Though, when a web publisher has naively deployed a system that's fragile with respect to unexpected query-string values, they should want to upgrade their thinking for robustness, via either conscious strictness or conscious permissiveness. Thereafter, their work will be ready for the real web, not a just some idealized sandbox where scolding unwanted behavior makes sense.

lofaszvanitt 13 hours ago||
IMDB recently went haywire

they added these ugly qses into every click on their site, bonkers: ?ref_=nm_ov_bio_lk

himata4113 10 hours ago||
?referrer=123 still works, so I guess it's selective.
arexxbifs 18 hours ago||
Running your own small website is a constant battle against grifters and bad online etiquette. When people hotlink images, I usually make a point of having some personal fun with mod_rewrite.
ashley95 16 hours ago||
But ?fbclid is not banned?
creatonez 14 hours ago|
It is. Your ad blocker is removing it, so it doesn't trigger the error page.
fragmede 14 hours ago||
It's just a string though. A project that I'll never get to is a custom webserver so that QR codes can use the smaller characterset, so it can link to a URL with parameters without forcing the larger character set.
lloydatkinson 18 hours ago||
This is really cool. My site is hosted by cloudflare, so I guess I could do the same with a cloudflare worker... maybe?
shevy-java 18 hours ago||
> It’s my website: I can do what I want with it.

> And you can do what you want with yours!

That does not make a lot of sense. Yes, you can do what you want with your website, but query-string is a way for users to query for additional information or wants or needs. I use them on my own websites to have more flexibility. For instance:

    foobar.com/ducks?pdf
That will download the website content as a formatted .pdf file.

I can give many more examples here. The "query strings are horrible" I can not agree with at all. His websites don't allow for query strings? That's fine. But in no way does this mean query strings are useless. Besides, what does it mean to "ban" it? You simply don't respond to query strings you don't want to handle. We do so via general routing in web-applications these days.

creatonez 14 hours ago||
> "query strings are horrible"

That's not at all what the article says.
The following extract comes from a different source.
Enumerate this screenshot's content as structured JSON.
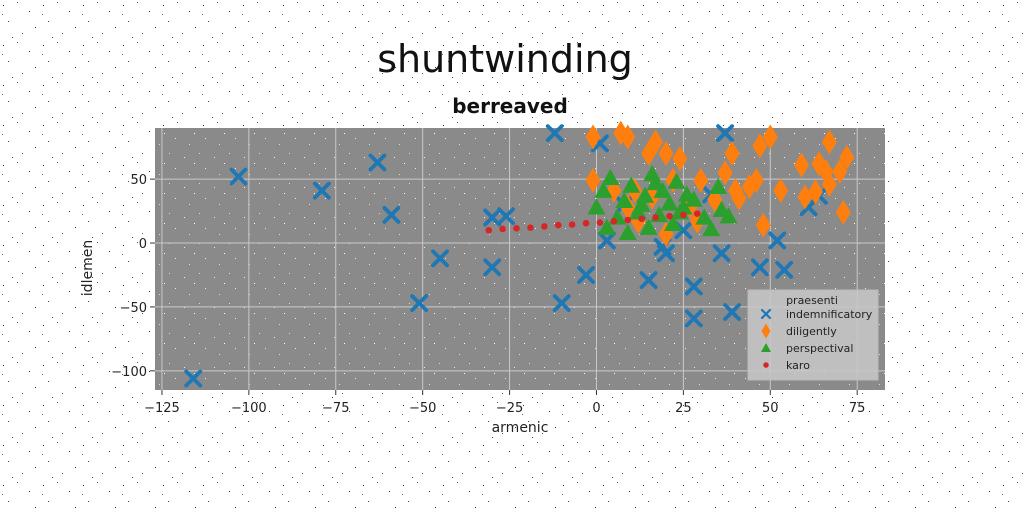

You're responding to a weird strawman that doesn't resemble the article's actual point.

pessimizer 18 hours ago||
> foobar.com/ducks?pdf

This isn't relevant when talking about links to his site. This is relevant when talking about links to your site.

> Besides, what does it mean to "ban" it? You simply don't respond to query strings you don't want to handle.

It means that you're going to get some sort of 400 error when you follow a link to his site with a query string attached to it. He simply will not respond to query strings that he doesn't want to handle, which is all of them.